National CPA and business advisory firm RSM McGladrey has signed a letter of intent to acquire Caturano & Co., the top regional firm in New England.

The deal would enable Bloomington, Minn.-based RSM McGladrey to expand its Boston-area operations to a combined 500 employees and 216 CPAs. The deal is subject to approval by the board of H&R Block, RSM McGladrey’s parent company.

Financial terms have not been disclosed. The union will merge two Top 100 firms as RSM McGladrey and its sister firm, McGladrey & Pullen, ranked No. 5 on Accounting Today's Top 100 Firms list with combined revenues of $1.46 billion, while Caturano was No. 42, generating revenues of $61.8 million.

With the deal, Caturano chief executive Richard Caturano, who will become managing partner of Boston office, expects to attract more venture capital and private equity clients, as well as higher education clients. The two firms reportedly began discussing a merger last fall when Caturano met Block chairman Richard Breeden, a former SEC commissioner, according to the Boston Business Journal. He later met RSM McGladrey president C.E. Andrews.

RSM McGladrey and its sister firm McGladrey & Pullen operate in an alternative practice structure, with M&P offering audit and attest services, while RSM provides tax, consulting and other services. The two firms nearly parted ways last year, but ultimately renewed an agreement last year to continue the arrangement.

“This deal makes a big statement about how RSM McGladrey and H&R Block are transforming the firm,” said PDI Global, Inc. CEO Allan D. Koltin, who consults on mergers. “You get the impression that last year’s arbitration fight between McGladrey & Pullen and RSM McGladrey/H&R Block is a thing of the past and it’s full steam ahead. Caturano is not only a major player in New England, but they also have an outstanding reputation within the accounting profession throughout the country. If there ever was any question about RSM and H&R Block not being committed to the accounting profession, this deal should erase any doubts.”

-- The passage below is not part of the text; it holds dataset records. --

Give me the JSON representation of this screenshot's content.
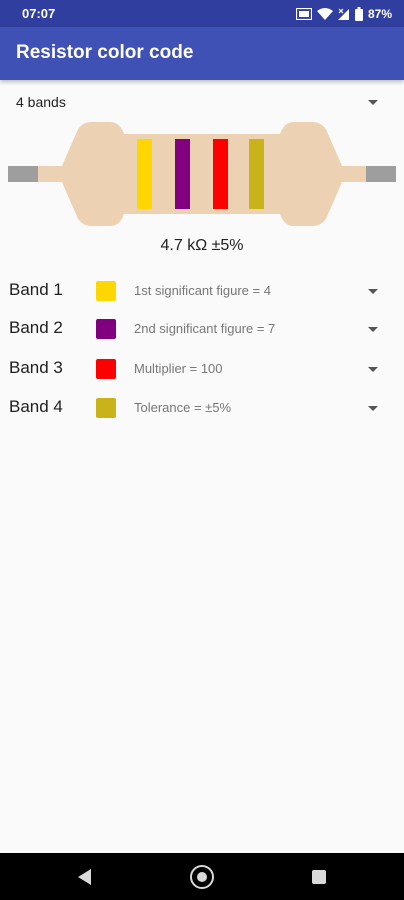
{
  "status_bar": {
    "time": "07:07",
    "battery": "87%",
    "icons": [
      "sim-icon",
      "wifi-icon",
      "signal-icon",
      "battery-icon"
    ]
  },
  "app_bar": {
    "title": "Resistor color code"
  },
  "band_selector": {
    "selected": "4 bands"
  },
  "resistor": {
    "body_color": "#ecd1b3",
    "lead_color": "#9e9e9e",
    "band_colors": [
      "#ffd700",
      "#800080",
      "#ff0000",
      "#c8b41a"
    ]
  },
  "result": {
    "value": "4.7 kΩ ±5%"
  },
  "bands": [
    {
      "label": "Band 1",
      "color": "#ffd700",
      "description": "1st significant figure = 4"
    },
    {
      "label": "Band 2",
      "color": "#800080",
      "description": "2nd significant figure = 7"
    },
    {
      "label": "Band 3",
      "color": "#ff0000",
      "description": "Multiplier = 100"
    },
    {
      "label": "Band 4",
      "color": "#c8b41a",
      "description": "Tolerance = ±5%"
    }
  ],
  "nav_bar": {
    "icons": [
      "back-icon",
      "home-icon",
      "recents-icon"
    ]
  }
}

He believes that under Andrews’ leadership, RSM is transforming into a more profitable and “up-market firm.”

“As part of their goal of becoming more profitable, they have been out-placing selected partners throughout the U.S. who don't fit their model of working on larger clients and/or have a specialization,” Koltin added. “It is interesting to note that this is the second public company to enter the Boston market in less than two years (CBIZ previously acquired Tofias in 2008) and I think we will be seeing one or two mega-regional [firms] also entering the Boston market within the next year.”